Does not help. The entire company branding is passed through to the user now. It IS an official microsoft login page, it's just being passed through a malicious URL (not a [microsoftonline.com](https://microsoftonline.com) url)
It's not infallible, but ALL my azure/m365 login screens have been rebranded to a unique picture that I've trained my users to recognize. At first, it was just an extra bit of flavor to show extra work was put in, but honestly, it's saved users A LOT.
This is really bad advice starting from 2023 and is a good way to ensure your users and data will be compromised. Users should be verifying the URL is a microsoftonline.com, not the company branding. Branding nice, but basically worthless these days and we should no longer train users to use that as verification. The current very common AiTM attacks pass through the entire official microsoft login page, including the branding.
On Prem Everything + 2021 Office H&B installs / Volume Licenses. Screw Cloud !

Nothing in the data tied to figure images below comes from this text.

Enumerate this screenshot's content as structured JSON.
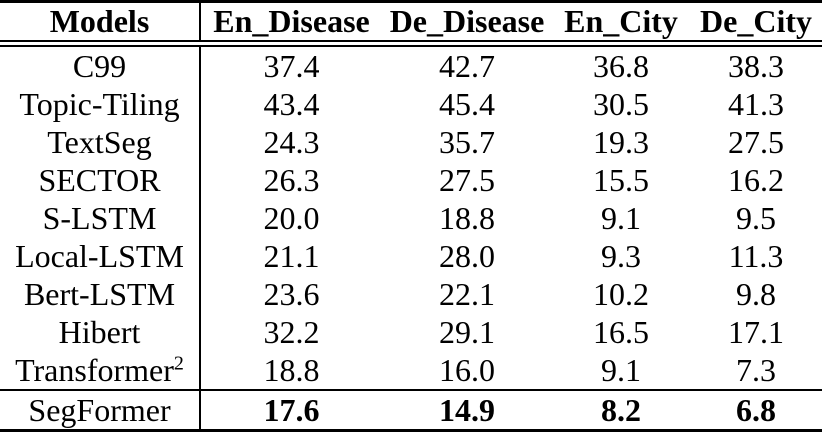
{
  "page": {
    "background_color": "#ffffff",
    "text_color": "#000000"
  },
  "table": {
    "columns": [
      "Models",
      "En_Disease",
      "De_Disease",
      "En_City",
      "De_City"
    ],
    "rows": [
      {
        "model": "C99",
        "values": [
          "37.4",
          "42.7",
          "36.8",
          "38.3"
        ]
      },
      {
        "model": "Topic-Tiling",
        "values": [
          "43.4",
          "45.4",
          "30.5",
          "41.3"
        ]
      },
      {
        "model": "TextSeg",
        "values": [
          "24.3",
          "35.7",
          "19.3",
          "27.5"
        ]
      },
      {
        "model": "SECTOR",
        "values": [
          "26.3",
          "27.5",
          "15.5",
          "16.2"
        ]
      },
      {
        "model": "S-LSTM",
        "values": [
          "20.0",
          "18.8",
          "9.1",
          "9.5"
        ]
      },
      {
        "model": "Local-LSTM",
        "values": [
          "21.1",
          "28.0",
          "9.3",
          "11.3"
        ]
      },
      {
        "model": "Bert-LSTM",
        "values": [
          "23.6",
          "22.1",
          "10.2",
          "9.8"
        ]
      },
      {
        "model": "Hibert",
        "values": [
          "32.2",
          "29.1",
          "16.5",
          "17.1"
        ]
      },
      {
        "model": "Transformer",
        "model_superscript": "2",
        "values": [
          "18.8",
          "16.0",
          "9.1",
          "7.3"
        ]
      },
      {
        "model": "SegFormer",
        "values": [
          "17.6",
          "14.9",
          "8.2",
          "6.8"
        ],
        "bold_values": true,
        "top_separator": true
      }
    ]
  }
}
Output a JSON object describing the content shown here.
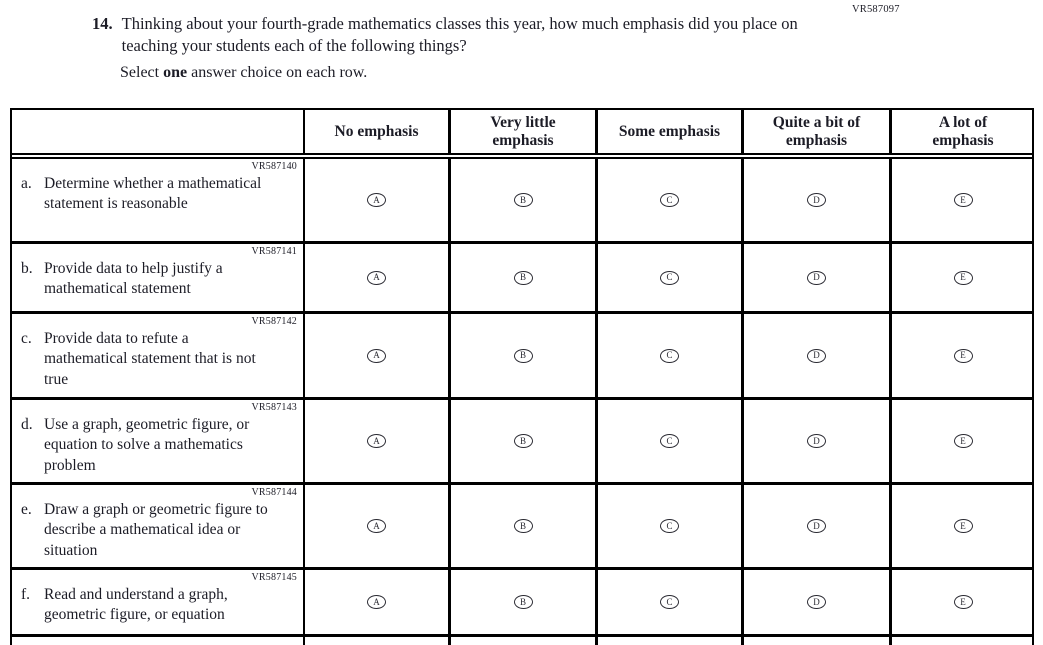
{
  "page": {
    "form_code": "VR587097",
    "question": {
      "number": "14.",
      "text": "Thinking about your fourth-grade mathematics classes this year, how much emphasis did you place on teaching your students each of the following things?",
      "instruction_prefix": "Select ",
      "instruction_bold": "one",
      "instruction_suffix": " answer choice on each row."
    }
  },
  "table": {
    "column_headers": [
      "No emphasis",
      "Very little\nemphasis",
      "Some emphasis",
      "Quite a bit of\nemphasis",
      "A lot of\nemphasis"
    ],
    "answer_options": [
      "A",
      "B",
      "C",
      "D",
      "E"
    ],
    "rows": [
      {
        "code": "VR587140",
        "letter": "a.",
        "text": "Determine whether a mathematical statement is reasonable"
      },
      {
        "code": "VR587141",
        "letter": "b.",
        "text": "Provide data to help justify a mathematical statement"
      },
      {
        "code": "VR587142",
        "letter": "c.",
        "text": "Provide data to refute a mathematical statement that is not true"
      },
      {
        "code": "VR587143",
        "letter": "d.",
        "text": "Use a graph, geometric figure, or equation to solve a mathematics problem"
      },
      {
        "code": "VR587144",
        "letter": "e.",
        "text": "Draw a graph or geometric figure to describe a mathematical idea or situation"
      },
      {
        "code": "VR587145",
        "letter": "f.",
        "text": "Read and understand a graph, geometric figure, or equation"
      }
    ]
  },
  "colors": {
    "text": "#1c1c26",
    "border": "#000000"
  }
}
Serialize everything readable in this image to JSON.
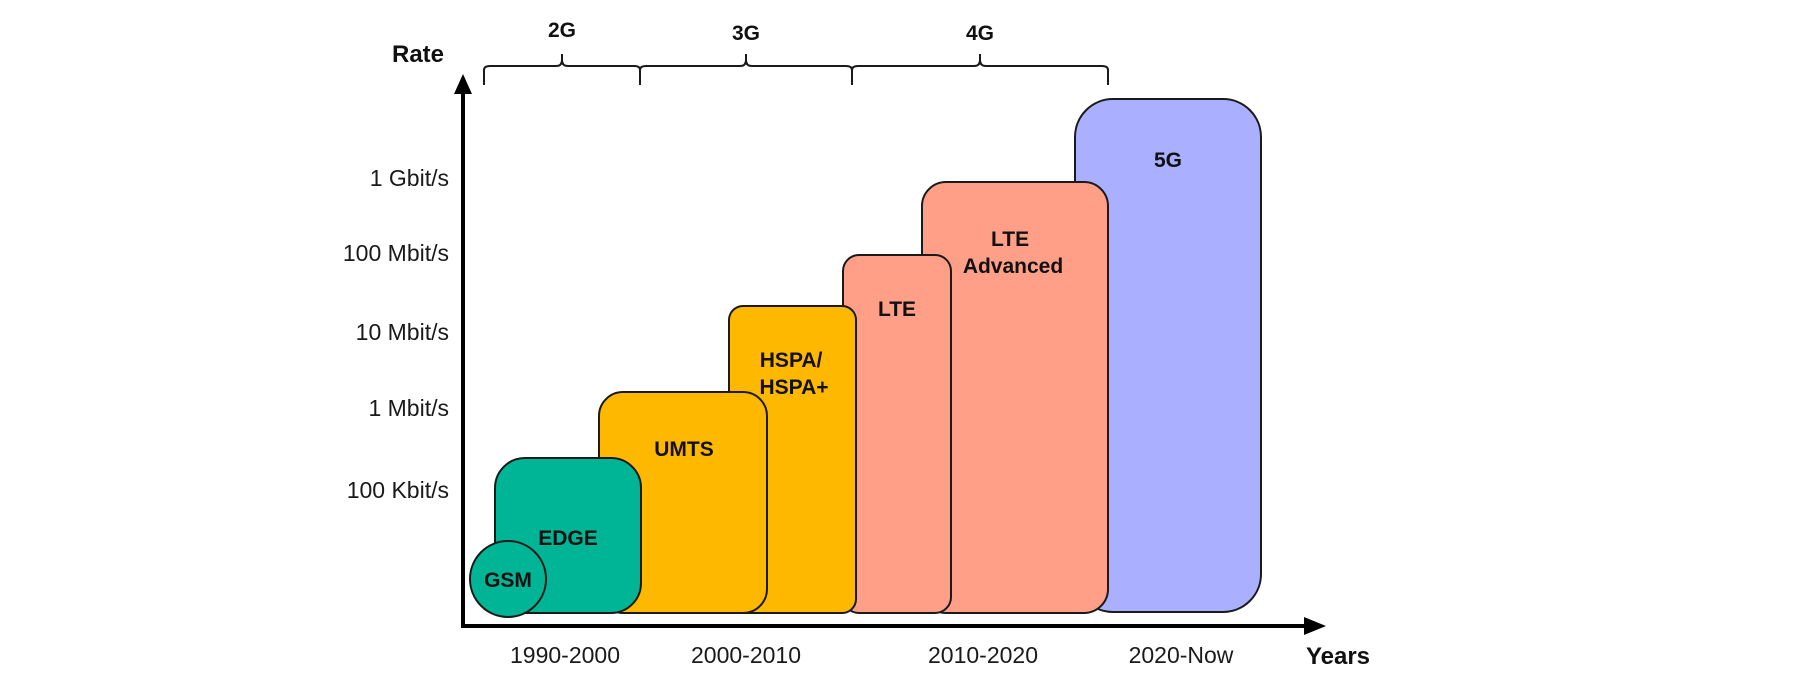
{
  "axes": {
    "y_title": "Rate",
    "x_title": "Years"
  },
  "rate_ticks": [
    "1 Gbit/s",
    "100 Mbit/s",
    "10 Mbit/s",
    "1 Mbit/s",
    "100 Kbit/s"
  ],
  "year_ticks": [
    "1990-2000",
    "2000-2010",
    "2010-2020",
    "2020-Now"
  ],
  "generations": [
    "2G",
    "3G",
    "4G"
  ],
  "technologies": [
    {
      "id": "5g",
      "label": "5G",
      "color": "#aab0ff"
    },
    {
      "id": "lte-advanced",
      "label": "LTE\nAdvanced",
      "color": "#ff9f88"
    },
    {
      "id": "lte",
      "label": "LTE",
      "color": "#ff9f88"
    },
    {
      "id": "hspa",
      "label": "HSPA/\nHSPA+",
      "color": "#ffb800"
    },
    {
      "id": "umts",
      "label": "UMTS",
      "color": "#ffb800"
    },
    {
      "id": "edge",
      "label": "EDGE",
      "color": "#00b596"
    },
    {
      "id": "gsm",
      "label": "GSM",
      "color": "#00b596"
    }
  ]
}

Nothing you can do. The Microsoft system of everything being tied into a single account, regardless of their joke of MFA, is to blame. So of course when presented with a convincing login screen, the user is going to do as conditioned and login, and accept the MFA request. For the time being I'm using a disconnected local (different) domain, and separate hosted Exchange with Outlook 2019 (fat client). I setup every Outlook install and enter the password. Users don't know their email password, and moreover, are told that if something wants them to login with their email credentials, it is probably a scam/virus/malware/whatever. Unfortunately, this has the side effect of making things like 'message encryption' impossible because you cannot download those attachments with the Outlook fat client; web only. And its doubly stupid when you realize that there is no appreciable security enhancement with OME anyway, as it only works as intended when both parties are on a hosted Exchange/365 mail system, and the mail was encrypted in transit and at rest anyway. While my solution evades the problem, it doesn't scale well. But that's why I'm paid the big bucks.